02:28 ^🔗	dashcloud	if you do that, make sure to check the file listing in case you need to change/remove the user/group part of the file
02:28 ^🔗	dashcloud	I haven't started the FTP site
02:28 ^🔗	namespace	dashcloud: Cool, I got this then.
03:12 ^🔗	namespace	https://news.ycombinator.com/item?id=7284541
03:12 ^🔗	namespace	Interesting.
03:12 ^🔗	namespace	HN is hard to grab because of the Arc servers in-built limitations on page loading. Do we already have a copy anyway?
03:16 ^🔗	namespace	Also I'm finished with the wideweb grab, what does Jason Scott mean by adding metadata?
04:16 ^🔗	namespace	Like when I go to upload to archive.org (which I'm basically ready to do once I've got this sorted out) how should the files be arranged? One zip file containing the file list and the tar, or should those be uploaded as two seperate files? Is there anything I should add to the tar to describe the files?
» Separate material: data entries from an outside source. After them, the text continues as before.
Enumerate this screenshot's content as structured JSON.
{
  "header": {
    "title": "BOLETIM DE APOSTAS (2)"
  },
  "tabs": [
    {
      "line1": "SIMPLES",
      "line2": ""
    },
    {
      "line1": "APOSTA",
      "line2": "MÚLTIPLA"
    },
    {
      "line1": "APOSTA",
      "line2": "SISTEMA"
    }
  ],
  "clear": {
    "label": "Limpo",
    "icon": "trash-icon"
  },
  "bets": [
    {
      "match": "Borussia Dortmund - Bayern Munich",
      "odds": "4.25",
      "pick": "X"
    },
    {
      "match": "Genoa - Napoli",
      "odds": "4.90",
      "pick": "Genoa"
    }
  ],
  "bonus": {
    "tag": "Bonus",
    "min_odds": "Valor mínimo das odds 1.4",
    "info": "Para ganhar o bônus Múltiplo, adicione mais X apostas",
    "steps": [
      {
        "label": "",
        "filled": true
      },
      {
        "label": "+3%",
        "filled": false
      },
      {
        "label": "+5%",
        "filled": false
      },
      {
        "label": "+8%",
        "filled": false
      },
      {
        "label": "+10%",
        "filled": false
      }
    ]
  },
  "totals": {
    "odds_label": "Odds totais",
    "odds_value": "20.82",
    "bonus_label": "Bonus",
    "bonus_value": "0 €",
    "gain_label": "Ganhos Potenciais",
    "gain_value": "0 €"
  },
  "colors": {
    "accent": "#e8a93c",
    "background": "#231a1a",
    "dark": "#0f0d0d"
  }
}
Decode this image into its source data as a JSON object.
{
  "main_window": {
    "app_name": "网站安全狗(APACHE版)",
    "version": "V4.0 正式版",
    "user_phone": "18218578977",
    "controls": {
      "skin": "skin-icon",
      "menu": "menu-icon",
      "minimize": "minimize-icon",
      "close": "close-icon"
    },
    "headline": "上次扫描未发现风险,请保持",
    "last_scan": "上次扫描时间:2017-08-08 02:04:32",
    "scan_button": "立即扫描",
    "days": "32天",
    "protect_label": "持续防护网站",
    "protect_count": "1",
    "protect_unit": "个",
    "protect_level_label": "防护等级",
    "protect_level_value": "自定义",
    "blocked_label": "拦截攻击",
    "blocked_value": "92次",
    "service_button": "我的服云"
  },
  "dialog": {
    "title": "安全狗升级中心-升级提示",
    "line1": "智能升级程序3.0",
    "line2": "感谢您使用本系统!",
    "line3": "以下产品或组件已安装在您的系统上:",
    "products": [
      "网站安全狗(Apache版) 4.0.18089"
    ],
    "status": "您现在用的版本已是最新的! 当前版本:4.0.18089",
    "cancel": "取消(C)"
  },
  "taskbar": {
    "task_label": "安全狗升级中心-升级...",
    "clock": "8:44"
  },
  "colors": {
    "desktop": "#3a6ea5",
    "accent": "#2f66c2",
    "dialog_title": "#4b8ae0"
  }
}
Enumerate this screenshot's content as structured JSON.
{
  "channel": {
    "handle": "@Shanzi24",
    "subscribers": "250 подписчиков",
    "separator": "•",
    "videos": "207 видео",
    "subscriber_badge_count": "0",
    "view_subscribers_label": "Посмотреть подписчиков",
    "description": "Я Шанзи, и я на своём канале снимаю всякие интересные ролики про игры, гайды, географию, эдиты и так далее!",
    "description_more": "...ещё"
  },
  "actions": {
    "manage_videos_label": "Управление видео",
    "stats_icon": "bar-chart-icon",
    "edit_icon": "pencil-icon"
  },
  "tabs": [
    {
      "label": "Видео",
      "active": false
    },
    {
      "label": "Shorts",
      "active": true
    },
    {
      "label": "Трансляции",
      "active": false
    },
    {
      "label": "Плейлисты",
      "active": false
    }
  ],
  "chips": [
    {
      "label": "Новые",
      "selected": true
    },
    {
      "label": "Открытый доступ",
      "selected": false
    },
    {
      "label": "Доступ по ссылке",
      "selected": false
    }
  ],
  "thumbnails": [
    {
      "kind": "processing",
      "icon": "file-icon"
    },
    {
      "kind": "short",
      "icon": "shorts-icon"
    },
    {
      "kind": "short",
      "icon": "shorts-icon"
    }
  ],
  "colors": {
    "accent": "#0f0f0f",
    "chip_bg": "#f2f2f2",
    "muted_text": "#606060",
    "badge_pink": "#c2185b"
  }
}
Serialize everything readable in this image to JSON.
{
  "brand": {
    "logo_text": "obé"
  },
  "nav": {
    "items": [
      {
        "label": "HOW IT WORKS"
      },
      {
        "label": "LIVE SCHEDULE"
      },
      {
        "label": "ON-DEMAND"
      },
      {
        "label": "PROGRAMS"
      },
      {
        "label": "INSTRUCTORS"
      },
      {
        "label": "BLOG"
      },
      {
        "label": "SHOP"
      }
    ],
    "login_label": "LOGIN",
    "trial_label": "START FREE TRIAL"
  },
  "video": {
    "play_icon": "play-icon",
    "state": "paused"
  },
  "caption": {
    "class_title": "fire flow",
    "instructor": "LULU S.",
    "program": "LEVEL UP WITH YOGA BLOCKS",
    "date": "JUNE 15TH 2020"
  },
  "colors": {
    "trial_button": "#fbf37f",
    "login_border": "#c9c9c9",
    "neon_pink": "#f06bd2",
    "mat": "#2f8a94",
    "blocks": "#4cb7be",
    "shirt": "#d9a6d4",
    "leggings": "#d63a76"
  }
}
Or do I add that info to the archive.org website after it's uploaded?
04:21 ^🔗	chfoo	namespace: i think the file list file and tar file should be separate files but uploaded as under one item. info about the item should be entered as the item description.
04:22 ^🔗	namespace	chfoo: Thanks.
04:22 ^🔗	namespace	Doing it now.
04:26 ^🔗	SketchCow	s3 seems back.
04:28 ^🔗	godane	i hope so
04:28 ^🔗	godane	cause i'm uploading items for cnnmoney archive
04:29 ^🔗	namespace	SketchCow: Hey, how do I get involved in the bitsavers/etc metadata project?
04:29 ^🔗	namespace	I have experience in this area, sort of.
04:29 ^🔗	godane	but looks like it since my new items are appearing there
04:35 ^🔗	SketchCow	Well, bitsavers does itself except the descriptions.
04:36 ^🔗	namespace	SketchCow: Yes, I meant the entire metadata thing you were talking about being a bottleneck back in 2011, and more recently.
04:36 ^🔗	namespace	You said you had all this stuff with no metadata, and needed people to help tag it.
04:36 ^🔗	SketchCow	Do you mean you specifically want to do metadata for bitsavers or general metadata in a variety of collections I have?
04:37 ^🔗	SketchCow	Just understanding your interests.
04:37 ^🔗	namespace	SketchCow: General Metadata.
04:37 ^🔗	SketchCow	It's lonely work.
04:37 ^🔗	namespace	SketchCow: I know, I've sat hunched over a table for hours at a time taking photos of books.
04:38 ^🔗	SketchCow	I'm thinking of something you can take on.
04:38 ^🔗	namespace	Okay.
04:38 ^🔗	SketchCow	Do you have an internet archive.org account?
04:38 ^🔗	namespace	Yes.
04:38 ^🔗	namespace	Just signed up.
04:39 ^🔗	namespace	(It's 'bandpass')
04:40 ^🔗	dashcloud	SketchCow: is the Apple II Asimov stuff mirrored on IA somewhere such that I can point to individual files, rather than having to link to the FTP?
04:40 ^🔗	SketchCow	Well, it's in a big collection that can be linked to within
04:43 ^🔗	dashcloud	okay
04:43 ^🔗	SketchCow	namespace: Do you want to describe items you can read, or research metadata from the world?
04:43 ^🔗	namespace	SketchCow: What would the latter look like?
04:43 ^🔗	SketchCow	http://ia601704.us.archive.org/zipview.php?zip=/13/items/asimov.apple.archive.2013.03/asimov.apple.archive.2013.03.zip
04:44 ^🔗	SketchCow	dashcloud: Example:
04:45 ^🔗	SketchCow	http://archive.org/download/asimov.apple.archive.2013.03/asimov.apple.archive.2013.03.zip/apple_II%2Fimages%2Fgames%2Ffile_based%2Fdiamondmine_dungbeetles_ladytut_minotaur.dsk
04:45 ^🔗	dashcloud	that's pretty awesome
04:46 ^🔗	DFJustin	yeah just add a / on the end of any zip file on an archive.org item to get a browse view
04:46 ^🔗	DFJustin	they really need to add a link on the page to that
04:46 ^🔗	SketchCow	That's why I make these sites zipped and sitting around.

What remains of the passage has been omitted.